Anyone can join the fight for dark sky. We can turn off unnecessary lighting in the garden or on the balcony, which illuminates the neighbour’s bedroom. Or replace backyard lantern in the shape of a ball, shining upwards and sideways, with one that shines down.

Wójcicki said that there are more and more initiatives that popularise the idea of fighting light pollution: dark sky areas, parks and reserves. "Soon we will want to invite these institutions to cooperate and help them publicize their initiatives. They do a fantastic job. A good example is the commune Sopotnia Wielka, where the efforts of several activists resulted in the replacements of lighting, so that the firstly it does not shine to the sides, and secondly it turns off late in the night, when already hardly anyone uses it" - he said.

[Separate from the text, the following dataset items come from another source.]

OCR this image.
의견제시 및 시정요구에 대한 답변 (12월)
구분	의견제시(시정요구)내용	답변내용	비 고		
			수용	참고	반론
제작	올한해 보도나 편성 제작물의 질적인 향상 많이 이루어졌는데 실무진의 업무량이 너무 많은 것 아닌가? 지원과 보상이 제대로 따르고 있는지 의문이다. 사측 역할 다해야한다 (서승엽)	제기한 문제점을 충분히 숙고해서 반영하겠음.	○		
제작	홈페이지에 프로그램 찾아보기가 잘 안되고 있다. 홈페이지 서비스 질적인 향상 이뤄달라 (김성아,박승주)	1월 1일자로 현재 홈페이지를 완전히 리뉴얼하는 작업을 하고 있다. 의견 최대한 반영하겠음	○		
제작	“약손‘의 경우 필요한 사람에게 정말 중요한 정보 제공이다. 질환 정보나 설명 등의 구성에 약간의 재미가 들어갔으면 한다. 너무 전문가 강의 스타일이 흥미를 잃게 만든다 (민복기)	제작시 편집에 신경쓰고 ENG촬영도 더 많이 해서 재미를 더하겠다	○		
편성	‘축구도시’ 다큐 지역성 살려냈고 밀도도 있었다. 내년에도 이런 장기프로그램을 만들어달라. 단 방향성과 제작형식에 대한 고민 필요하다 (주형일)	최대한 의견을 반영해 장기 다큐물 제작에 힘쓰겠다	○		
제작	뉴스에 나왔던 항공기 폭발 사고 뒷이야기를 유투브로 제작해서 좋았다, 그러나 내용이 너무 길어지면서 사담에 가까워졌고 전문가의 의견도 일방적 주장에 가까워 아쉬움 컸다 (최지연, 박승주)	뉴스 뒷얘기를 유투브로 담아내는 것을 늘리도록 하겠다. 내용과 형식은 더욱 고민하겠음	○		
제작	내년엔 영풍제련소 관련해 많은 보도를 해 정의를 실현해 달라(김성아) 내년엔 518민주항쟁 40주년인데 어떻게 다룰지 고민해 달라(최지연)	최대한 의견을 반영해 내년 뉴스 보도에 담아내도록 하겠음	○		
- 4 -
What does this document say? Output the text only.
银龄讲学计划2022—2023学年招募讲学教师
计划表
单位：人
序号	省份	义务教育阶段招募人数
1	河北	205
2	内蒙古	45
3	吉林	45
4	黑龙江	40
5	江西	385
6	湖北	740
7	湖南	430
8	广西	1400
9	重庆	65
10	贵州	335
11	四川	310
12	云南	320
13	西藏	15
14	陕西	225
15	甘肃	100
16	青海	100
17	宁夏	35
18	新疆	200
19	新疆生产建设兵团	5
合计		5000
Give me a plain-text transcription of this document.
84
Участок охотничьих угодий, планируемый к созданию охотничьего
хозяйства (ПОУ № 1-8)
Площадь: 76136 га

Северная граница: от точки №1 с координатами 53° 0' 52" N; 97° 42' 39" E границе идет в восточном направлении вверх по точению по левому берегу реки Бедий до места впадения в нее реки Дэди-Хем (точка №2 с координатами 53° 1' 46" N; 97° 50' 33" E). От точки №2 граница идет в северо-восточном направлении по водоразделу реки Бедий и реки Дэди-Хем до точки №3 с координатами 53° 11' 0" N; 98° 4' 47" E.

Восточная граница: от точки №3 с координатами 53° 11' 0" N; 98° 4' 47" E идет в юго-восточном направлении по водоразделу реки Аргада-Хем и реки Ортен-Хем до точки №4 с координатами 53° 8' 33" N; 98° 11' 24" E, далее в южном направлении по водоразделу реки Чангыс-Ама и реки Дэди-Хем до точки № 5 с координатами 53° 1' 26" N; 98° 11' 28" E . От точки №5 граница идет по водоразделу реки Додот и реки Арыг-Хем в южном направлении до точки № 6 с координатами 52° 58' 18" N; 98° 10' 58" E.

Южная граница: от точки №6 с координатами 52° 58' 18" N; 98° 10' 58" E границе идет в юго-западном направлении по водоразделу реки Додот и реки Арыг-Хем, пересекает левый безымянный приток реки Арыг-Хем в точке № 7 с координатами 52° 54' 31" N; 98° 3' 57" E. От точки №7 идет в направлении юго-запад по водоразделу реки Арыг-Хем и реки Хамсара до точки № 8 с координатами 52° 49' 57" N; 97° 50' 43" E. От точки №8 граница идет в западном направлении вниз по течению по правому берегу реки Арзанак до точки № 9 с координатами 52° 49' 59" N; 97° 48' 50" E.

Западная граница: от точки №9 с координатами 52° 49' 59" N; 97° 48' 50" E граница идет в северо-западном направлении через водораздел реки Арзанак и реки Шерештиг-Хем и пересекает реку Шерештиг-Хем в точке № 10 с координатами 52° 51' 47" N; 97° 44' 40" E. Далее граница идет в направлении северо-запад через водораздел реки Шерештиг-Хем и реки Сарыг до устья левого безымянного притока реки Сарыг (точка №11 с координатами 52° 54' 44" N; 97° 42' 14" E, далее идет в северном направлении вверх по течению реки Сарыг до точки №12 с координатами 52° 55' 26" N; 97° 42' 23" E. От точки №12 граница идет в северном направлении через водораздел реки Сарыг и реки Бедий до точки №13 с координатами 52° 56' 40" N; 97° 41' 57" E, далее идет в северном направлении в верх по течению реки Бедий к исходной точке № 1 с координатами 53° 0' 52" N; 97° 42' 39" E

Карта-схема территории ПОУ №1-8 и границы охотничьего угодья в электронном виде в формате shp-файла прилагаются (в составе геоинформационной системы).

After a year of the campaign "Don’t shine, don’t pollute", a document will be prepared that will be provided to various institutions, communes and municipalities. "Together with experts and scientists we will show the possible advantages of reducing light pollution of the sky, not just those related to the astronomy. We also want to propose the methods these institutions could use to reduce the amount of unnecessary light. We will let the experts speak" - emphasised Wójcicki.

Inauguration of the campaign will take place on March 20, which is the day of a partial solar eclipse visible in Poland. "In this particular situation light pollution of the sky is not important, but symbolic dimming of the Sun by the Moon will be a good symbol" - noted Wójcicki.

The International Astronomical Union in cooperation with the European Physical Society also draws attention to the issue of protection of natural areas of dark sky as a heritage of humanity and the problems arising from the sky light pollution. The occasion is currently celebrated International Year of Light and Light-based Technologies.